De overtreder is in de eerste plaats degene die de verboden handeling fysiek verricht. Daarnaast kan in bepaalde gevallen degene die de overtreding niet zelf feitelijk begaat, maar aan wie de handeling is toe te rekenen, voor de overtreding verantwoordelijk worden gehouden en daarom als overtreder worden aangemerkt.

2.2.    Door het adreslabel is de doos tot [appellant] te herleiden. Dit betekent dat het college mag aannemen dat hij de overtreder is, tenzij hij aannemelijk maakt dat hij niet degene is geweest die de doos verkeerd heeft aangeboden. Met zijn stelling dat een werknemer van Vastu de doos naast de ORAC heeft gezet, heeft hij dat niet aannemelijk gemaakt, omdat hij deze stelling niet met bewijsstukken heeft onderbouwd of anderszins aannemelijk heeft gemaakt. Uit de door hem overgelegde factuur van 16 juli 2020 blijkt dat Vastu in opdracht van de VvE werkzaamheden aan de kozijnen van onder meer de woning van [appellant] heeft verricht, maar daaruit blijkt niet op welke datum die werkzaamheden zijn verricht. Ook blijkt daaruit niet dat bij die werkzaamheden een raamventilator is geplaatst. Volgens [appellant] is de raamventilator geplaatst op 21 september 2020, dus ruim twee maanden na de datum van de factuur. Aan die factuur kan dus ook al daarom niet de betekenis toekomen die [appellant] daaraan gehecht wil zien.

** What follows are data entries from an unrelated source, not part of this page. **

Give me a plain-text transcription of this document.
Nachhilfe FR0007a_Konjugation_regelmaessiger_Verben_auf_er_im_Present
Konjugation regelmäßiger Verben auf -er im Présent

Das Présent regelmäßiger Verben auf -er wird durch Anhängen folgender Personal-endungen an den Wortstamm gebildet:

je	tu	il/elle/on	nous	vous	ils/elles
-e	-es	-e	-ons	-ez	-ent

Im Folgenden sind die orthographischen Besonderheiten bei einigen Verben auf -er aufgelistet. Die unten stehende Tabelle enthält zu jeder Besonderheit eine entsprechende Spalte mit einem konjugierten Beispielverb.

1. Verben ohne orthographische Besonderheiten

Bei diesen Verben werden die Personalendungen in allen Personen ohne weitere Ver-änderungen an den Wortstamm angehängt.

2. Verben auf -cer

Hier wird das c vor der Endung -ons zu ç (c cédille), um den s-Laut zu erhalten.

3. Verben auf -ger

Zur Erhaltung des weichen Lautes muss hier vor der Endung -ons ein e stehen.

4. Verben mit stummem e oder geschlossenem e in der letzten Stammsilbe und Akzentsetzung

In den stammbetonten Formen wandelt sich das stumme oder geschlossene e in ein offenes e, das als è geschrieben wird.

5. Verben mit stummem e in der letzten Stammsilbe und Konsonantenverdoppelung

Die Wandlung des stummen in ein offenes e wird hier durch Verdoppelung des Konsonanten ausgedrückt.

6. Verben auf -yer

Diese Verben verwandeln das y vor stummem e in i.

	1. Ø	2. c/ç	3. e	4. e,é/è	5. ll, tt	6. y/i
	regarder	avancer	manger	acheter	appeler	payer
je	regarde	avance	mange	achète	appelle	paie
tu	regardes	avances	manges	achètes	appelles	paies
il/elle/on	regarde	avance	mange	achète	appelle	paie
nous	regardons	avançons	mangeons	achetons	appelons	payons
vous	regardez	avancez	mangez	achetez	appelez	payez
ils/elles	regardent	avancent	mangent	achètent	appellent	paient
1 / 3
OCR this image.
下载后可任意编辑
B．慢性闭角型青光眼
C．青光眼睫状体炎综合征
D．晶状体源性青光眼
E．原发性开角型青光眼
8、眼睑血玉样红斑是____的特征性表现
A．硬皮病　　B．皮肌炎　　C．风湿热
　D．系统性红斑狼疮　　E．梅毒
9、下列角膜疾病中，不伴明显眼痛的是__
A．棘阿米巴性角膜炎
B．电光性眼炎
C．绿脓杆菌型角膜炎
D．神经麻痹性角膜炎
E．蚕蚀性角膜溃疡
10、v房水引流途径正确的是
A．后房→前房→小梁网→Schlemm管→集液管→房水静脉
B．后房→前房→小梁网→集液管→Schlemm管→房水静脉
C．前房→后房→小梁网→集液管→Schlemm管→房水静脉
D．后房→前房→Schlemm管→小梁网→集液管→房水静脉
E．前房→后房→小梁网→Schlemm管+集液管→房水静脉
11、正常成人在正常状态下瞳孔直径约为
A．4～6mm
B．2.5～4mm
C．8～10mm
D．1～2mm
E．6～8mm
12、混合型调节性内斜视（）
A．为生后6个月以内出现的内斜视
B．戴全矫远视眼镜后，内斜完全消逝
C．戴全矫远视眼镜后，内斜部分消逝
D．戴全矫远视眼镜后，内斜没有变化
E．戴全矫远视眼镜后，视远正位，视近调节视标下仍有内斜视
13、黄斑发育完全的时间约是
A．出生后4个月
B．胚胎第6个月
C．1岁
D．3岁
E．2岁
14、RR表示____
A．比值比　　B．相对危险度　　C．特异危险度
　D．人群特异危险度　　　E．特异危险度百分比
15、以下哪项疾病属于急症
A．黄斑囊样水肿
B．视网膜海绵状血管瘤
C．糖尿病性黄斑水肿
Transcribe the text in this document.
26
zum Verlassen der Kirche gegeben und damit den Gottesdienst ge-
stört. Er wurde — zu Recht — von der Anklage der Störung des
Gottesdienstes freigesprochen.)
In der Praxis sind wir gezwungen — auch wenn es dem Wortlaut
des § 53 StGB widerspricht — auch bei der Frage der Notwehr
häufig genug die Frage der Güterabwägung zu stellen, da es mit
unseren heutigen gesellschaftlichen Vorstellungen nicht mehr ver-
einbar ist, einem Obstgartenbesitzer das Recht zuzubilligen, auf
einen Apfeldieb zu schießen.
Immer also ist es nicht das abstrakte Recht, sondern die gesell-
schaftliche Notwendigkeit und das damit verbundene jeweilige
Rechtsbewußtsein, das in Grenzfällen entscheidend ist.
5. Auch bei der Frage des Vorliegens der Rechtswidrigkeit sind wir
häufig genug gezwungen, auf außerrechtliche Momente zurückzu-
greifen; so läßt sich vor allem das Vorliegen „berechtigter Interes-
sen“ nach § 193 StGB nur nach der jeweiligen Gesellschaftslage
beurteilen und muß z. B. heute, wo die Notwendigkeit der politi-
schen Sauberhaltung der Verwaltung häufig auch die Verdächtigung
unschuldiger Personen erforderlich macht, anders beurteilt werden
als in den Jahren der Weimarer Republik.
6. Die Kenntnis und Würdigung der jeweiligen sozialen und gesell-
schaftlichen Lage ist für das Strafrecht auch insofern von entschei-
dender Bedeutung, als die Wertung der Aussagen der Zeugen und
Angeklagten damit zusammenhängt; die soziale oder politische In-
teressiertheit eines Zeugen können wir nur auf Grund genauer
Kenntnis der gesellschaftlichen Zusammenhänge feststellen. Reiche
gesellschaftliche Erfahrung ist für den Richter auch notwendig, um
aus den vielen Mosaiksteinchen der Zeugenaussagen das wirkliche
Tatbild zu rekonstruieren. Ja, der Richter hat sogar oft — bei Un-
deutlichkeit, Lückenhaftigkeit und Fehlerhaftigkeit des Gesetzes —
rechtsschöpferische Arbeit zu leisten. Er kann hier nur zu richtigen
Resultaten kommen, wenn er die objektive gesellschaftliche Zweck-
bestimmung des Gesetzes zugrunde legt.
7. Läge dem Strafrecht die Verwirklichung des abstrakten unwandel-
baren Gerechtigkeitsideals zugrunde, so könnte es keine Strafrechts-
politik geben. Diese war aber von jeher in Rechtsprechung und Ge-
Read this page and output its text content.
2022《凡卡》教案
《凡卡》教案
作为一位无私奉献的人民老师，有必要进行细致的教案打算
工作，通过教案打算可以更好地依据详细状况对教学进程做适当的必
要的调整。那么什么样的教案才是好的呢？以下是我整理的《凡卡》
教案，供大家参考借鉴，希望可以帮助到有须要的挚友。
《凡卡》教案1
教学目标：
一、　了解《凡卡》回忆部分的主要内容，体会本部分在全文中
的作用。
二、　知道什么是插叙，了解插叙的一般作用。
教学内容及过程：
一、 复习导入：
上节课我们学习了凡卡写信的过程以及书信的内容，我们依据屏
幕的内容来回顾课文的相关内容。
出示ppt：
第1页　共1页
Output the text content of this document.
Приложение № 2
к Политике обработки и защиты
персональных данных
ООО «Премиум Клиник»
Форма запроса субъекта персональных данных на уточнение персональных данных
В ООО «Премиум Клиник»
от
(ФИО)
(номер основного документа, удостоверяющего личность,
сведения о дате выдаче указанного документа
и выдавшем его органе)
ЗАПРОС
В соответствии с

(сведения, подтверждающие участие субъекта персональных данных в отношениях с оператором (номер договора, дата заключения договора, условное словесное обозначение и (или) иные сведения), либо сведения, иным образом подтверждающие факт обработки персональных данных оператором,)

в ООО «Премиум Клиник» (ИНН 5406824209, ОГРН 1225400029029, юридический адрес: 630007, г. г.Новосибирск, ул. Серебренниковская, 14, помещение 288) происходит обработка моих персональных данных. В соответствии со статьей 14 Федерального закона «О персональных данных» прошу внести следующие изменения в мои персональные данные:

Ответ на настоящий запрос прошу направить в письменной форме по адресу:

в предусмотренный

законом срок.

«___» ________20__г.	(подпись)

Ook als ervan wordt uitgegaan dat een werknemer van Vastu de doos naast de ORAC heeft gezet, kan [appellant] als overtreder worden aangemerkt. Hoewel niet hij, maar de VvE, aan Vastu opdracht heeft gegeven tot het vervangen van de kozijnen, is de door hem bestelde raamventilator wel in zijn opdracht geplaatst. Als één van de werknemers vervolgens de doos daarvan heeft meegenomen en weggegooid, dan moet ervan worden uitgegaan dat diegene dat in opdracht van [appellant] heeft gedaan. In dat geval kan het weggooien van de doos door diegene aan [appellant] worden toegerekend en kan hij verantwoordelijk worden gehouden voor het verkeerd aanbieden van de doos door de werknemer van Vastu.

Gelet op het voorgaande heeft het college [appellant] terecht als overtreder aangemerkt.

Het betoog faalt.

3.       Het beroep is ongegrond.

4.       Het college hoeft geen proceskosten te vergoeden.

Beslissing

De Afdeling bestuursrechtspraak van de Raad van State:

verklaart het beroep ongegrond.

Aldus vastgesteld door mr. F.C.M.A. Michiels, lid van de enkelvoudige kamer, in tegenwoordigheid van mr. L.S. Kors, griffier.

Het lid van de enkelvoudige kamer is verhinderd de uitspraak te ondertekenen.

De griffier is verhinderd de uitspraak te ondertekenen.